L'Eau Où Aucune N'Était Attendue
L'une des questions scientifiques les plus tenaces — où l'ancienne eau de Mars a-t-elle disparu? — pourrait avoir une réponse étonnamment nouvelle. Des scientifiques analysant les données sismiques de l'atterrisseur InSight de la NASA ont identifié ce qui semble être un substantiel réservoir d'eau liquide enfermé dans une roche fracturée profondément sous la surface martienne, à des profondeurs de 10 à 20 kilomètres. Si confirmée, la découverte représenterait le plus grand réservoir d'eau connu sur Mars et altérerait fondamentalement la pensée scientifique concernant le potentiel de la planète d'abriter la vie microbienne, soit dans son passé, soit potentiellement dans son présent.
La surface de Mars est complètement aride aujourd'hui — un désert gelé où n'importe quelle eau liquide exposée à l'atmosphère fine gèlerait ou s'évaporerait instantanément. Mais les planétologues ont longtemps soupçonné que l'eau qui remplissait autrefois les lacs, les rivières et peut-être même un océan septentrional martien n'a pas simplement disparu dans l'espace. Les nouvelles découvertes suggèrent qu'au moins une partie de cette eau a infiltré vers le bas et persiste maintenant sous forme liquide à des profondeurs où la chaleur géothermique de l'intérieur de la planète maintient des températures au-dessus du point de congélation, malgré la surface froide de Mars.
Comment la Découverte a Été Faite
La preuve provient des ondes sismiques enregistrées par le sismomètre sensible d'InSight pendant les tremblements de Mars — l'équivalent martien des tremblements de terre. Lorsque les ondes sismiques traversent différents types de roche et de fluide, elles changent de vitesse de manière caractéristique. Le motif détecté dans les données d'InSight — une signature d'atténuation spécifique dans certains types d'ondes — est cohérent avec les ondes sismiques passant par une couche de roche fracturée saturée d'eau plutôt que par du matériel ignée ou sédimentaire sec.
L'analyse a utilisé des techniques initialement développées pour étudier la croûte terrestre et affinées pour l'environnement de signal difficile de Mars, où la qualité des données d'InSight s'est dégradée au fil du temps à mesure que la poussière s'accumulait sur ses panneaux solaires. Les chercheurs rapportent une haute confiance dans la détection, mais reconnaissent que la nature indirecte de l'inférence sismique signifie que la découverte nécessitera une corroboration de futures missions avant d'être considérée comme confirmée.
La profondeur du réservoir — 10 à 20 kilomètres — le place bien au-delà de la portée de toute capacité de forage martienne actuelle. Le forage le plus profond jamais tenté sur Terre, le puits superprofond Kola russe, a atteint 12 kilomètres après plus de 20 ans d'effort. Atteindre l'eau martienne hypothétisée nécessiterait une technologie qui n'existe actuellement dans aucun portefeuille de mission martienne prévu.

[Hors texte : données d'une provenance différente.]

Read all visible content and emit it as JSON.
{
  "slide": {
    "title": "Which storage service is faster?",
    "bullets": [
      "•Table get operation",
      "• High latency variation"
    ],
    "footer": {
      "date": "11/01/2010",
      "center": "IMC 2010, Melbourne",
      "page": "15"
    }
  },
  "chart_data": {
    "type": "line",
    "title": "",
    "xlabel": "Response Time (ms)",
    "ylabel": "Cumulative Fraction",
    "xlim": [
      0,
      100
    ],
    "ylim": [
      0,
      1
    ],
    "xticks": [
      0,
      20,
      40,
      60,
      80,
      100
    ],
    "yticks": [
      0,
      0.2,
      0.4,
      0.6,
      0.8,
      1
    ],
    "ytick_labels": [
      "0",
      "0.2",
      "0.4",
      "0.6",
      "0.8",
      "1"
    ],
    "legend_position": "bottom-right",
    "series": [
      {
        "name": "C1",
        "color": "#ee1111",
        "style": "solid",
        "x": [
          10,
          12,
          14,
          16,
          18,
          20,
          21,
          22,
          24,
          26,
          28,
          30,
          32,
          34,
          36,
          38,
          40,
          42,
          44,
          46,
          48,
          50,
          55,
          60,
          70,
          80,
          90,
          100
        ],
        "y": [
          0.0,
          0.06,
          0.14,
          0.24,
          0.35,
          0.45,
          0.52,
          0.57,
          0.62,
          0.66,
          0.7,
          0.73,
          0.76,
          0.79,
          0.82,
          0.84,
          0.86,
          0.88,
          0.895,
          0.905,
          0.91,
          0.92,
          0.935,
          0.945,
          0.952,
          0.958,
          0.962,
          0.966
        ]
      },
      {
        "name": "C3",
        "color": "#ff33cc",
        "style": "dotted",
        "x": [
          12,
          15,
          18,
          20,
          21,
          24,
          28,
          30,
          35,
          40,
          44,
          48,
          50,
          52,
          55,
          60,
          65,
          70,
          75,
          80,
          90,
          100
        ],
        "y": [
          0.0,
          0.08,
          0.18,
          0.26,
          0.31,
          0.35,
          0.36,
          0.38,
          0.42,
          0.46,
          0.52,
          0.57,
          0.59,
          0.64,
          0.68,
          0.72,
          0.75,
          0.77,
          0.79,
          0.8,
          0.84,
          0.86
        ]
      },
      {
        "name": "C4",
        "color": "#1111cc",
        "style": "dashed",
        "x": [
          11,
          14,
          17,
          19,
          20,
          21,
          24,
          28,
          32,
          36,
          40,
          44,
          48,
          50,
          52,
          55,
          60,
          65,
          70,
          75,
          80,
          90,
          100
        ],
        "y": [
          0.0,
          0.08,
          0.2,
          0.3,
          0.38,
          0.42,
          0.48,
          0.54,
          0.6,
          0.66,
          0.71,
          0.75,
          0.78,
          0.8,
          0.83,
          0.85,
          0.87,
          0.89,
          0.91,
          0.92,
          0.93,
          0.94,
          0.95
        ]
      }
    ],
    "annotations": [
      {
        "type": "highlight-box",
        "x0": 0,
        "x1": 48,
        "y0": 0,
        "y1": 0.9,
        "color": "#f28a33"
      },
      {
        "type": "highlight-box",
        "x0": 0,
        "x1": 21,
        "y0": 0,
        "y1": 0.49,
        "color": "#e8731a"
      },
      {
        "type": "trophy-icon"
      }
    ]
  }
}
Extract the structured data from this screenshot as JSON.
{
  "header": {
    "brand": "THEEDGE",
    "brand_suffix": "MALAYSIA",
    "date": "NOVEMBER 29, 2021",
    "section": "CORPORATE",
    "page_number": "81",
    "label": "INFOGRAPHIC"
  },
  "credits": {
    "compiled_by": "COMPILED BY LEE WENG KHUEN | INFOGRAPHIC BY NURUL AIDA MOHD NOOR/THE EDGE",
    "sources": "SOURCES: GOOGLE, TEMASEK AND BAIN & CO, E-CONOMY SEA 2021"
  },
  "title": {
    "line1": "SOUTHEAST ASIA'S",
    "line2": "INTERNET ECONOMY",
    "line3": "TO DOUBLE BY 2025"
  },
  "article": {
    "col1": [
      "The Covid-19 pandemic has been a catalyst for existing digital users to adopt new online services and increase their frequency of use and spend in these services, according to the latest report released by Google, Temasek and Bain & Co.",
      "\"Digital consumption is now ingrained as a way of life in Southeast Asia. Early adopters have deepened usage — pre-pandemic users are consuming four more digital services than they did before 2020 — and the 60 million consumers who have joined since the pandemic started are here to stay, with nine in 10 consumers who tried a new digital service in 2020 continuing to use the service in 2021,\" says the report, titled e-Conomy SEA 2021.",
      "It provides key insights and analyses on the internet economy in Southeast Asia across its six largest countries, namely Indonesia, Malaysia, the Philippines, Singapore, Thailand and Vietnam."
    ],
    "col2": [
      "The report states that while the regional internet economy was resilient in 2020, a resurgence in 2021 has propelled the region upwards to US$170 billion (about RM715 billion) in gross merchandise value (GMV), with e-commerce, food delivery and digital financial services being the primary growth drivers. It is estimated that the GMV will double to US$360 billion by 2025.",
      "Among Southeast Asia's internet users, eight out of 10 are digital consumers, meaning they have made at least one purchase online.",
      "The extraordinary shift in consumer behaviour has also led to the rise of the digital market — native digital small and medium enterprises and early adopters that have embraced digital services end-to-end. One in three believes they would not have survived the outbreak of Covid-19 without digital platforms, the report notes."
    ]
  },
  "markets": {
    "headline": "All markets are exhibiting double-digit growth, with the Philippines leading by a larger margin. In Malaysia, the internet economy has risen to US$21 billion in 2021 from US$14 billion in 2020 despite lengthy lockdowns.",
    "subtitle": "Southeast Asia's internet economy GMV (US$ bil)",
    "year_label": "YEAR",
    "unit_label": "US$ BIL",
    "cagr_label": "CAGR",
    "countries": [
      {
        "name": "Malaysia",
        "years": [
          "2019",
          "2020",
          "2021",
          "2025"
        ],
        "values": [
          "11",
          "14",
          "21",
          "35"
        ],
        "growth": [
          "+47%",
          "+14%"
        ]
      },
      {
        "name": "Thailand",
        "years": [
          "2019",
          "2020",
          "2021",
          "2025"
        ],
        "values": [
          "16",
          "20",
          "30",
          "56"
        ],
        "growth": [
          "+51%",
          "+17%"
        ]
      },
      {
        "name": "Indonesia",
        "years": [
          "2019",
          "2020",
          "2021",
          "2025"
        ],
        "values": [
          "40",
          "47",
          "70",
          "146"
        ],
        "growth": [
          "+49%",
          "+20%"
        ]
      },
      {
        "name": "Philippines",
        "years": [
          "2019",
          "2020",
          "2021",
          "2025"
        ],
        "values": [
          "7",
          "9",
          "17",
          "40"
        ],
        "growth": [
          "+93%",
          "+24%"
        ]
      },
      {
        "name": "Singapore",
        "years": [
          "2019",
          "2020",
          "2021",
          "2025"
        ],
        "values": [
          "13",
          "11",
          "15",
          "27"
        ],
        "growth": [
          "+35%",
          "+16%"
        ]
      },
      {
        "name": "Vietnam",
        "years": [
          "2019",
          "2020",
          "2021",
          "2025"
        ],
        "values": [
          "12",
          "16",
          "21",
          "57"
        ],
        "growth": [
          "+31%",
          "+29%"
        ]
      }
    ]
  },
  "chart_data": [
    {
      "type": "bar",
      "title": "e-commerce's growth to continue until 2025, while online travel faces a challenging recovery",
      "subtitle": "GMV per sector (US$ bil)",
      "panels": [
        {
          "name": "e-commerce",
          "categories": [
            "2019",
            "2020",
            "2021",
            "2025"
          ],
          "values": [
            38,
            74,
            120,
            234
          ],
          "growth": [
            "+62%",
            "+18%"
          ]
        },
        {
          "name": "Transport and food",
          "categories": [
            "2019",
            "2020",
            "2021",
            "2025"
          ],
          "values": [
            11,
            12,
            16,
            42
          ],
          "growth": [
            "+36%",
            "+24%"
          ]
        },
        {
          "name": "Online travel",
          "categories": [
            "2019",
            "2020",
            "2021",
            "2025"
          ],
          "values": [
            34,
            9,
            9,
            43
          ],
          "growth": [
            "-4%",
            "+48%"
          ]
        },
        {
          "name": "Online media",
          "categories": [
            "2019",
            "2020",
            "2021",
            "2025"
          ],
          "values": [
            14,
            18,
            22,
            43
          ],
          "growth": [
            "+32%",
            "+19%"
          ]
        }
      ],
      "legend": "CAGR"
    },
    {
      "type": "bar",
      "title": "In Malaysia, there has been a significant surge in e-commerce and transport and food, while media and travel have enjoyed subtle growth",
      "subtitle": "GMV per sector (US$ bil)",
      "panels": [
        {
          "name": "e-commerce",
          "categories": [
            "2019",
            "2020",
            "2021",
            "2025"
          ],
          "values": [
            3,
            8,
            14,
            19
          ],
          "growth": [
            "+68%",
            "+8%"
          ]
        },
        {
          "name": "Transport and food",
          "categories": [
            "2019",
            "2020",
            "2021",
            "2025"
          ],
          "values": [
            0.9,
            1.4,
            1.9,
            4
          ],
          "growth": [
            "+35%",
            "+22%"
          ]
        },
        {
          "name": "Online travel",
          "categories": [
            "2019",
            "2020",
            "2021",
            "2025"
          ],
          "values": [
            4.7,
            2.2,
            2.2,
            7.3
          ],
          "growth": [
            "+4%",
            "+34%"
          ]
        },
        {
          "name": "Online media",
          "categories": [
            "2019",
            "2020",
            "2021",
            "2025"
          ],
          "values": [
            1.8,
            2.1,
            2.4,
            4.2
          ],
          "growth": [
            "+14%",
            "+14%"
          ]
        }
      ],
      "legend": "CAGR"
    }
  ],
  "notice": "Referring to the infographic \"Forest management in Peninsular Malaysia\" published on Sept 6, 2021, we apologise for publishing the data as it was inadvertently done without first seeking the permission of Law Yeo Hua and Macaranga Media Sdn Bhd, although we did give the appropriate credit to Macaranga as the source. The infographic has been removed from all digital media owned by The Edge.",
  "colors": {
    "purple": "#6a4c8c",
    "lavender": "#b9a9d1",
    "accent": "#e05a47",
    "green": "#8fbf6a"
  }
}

Implications pour la Vie Martienne
Les implications astrobiologiques sont significatives. La vie telle que nous la connaissons nécessite de l'eau liquide, et la présence d'un réservoir d'eau liquide — même à une profondeur extrême — maintient Mars dans la conversation en tant que monde potentiellement habitable. Sur Terre, la vie microbienne a été trouvée prospérant dans des environnements crustaux profonds : dans des sources chaudes, dans des formations rocheuses des kilomètres sous terre, et dans des conditions de température et de pression extrêmes qui seraient mortelles pour la plupart de la vie de surface. L'eau profonde de Mars, si elle est réelle, occuperait un environnement similairement extrême.
La découverte a également des implications pour la planification de la colonisation de Mars, bien que les défis pratiques d'accès à l'eau à 15 kilomètres de profondeur en font une ressource théorique plutôt que pratique pour tout scénario de mission humaine à court terme.
Quoi Ensuite
La mission InSight a cessé ses opérations en décembre 2022 quand ses panneaux solaires sont devenus trop couverts de poussière pour alimenter l'atterrisseur, mais a laissé un ensemble de données que les scientifiques explorent toujours pour des découvertes. Les futures missions martiennes avec des sismomètres — que la Platform Surface ExoMars de l'ESA a prévues — étendraient et affineraient le relevé sismique de l'intérieur de Mars. Et les systèmes radar pénétrant profond analogues au radar MARSIS qui a détecté un lac salé sous la calotte glaciaire polaire sud de Mars pourraient éventuellement fournir une confirmation plus définitive. Pour l'instant, la découverte se tient comme l'une des découvertes de Mars les plus conséquentes des dernières années — une nouvelle possibilité crédible qui refonde l'histoire de ce qui s'est passé avec l'eau de Mars.
Cet article est basé sur le reportage de Live Science. Lire l'article original.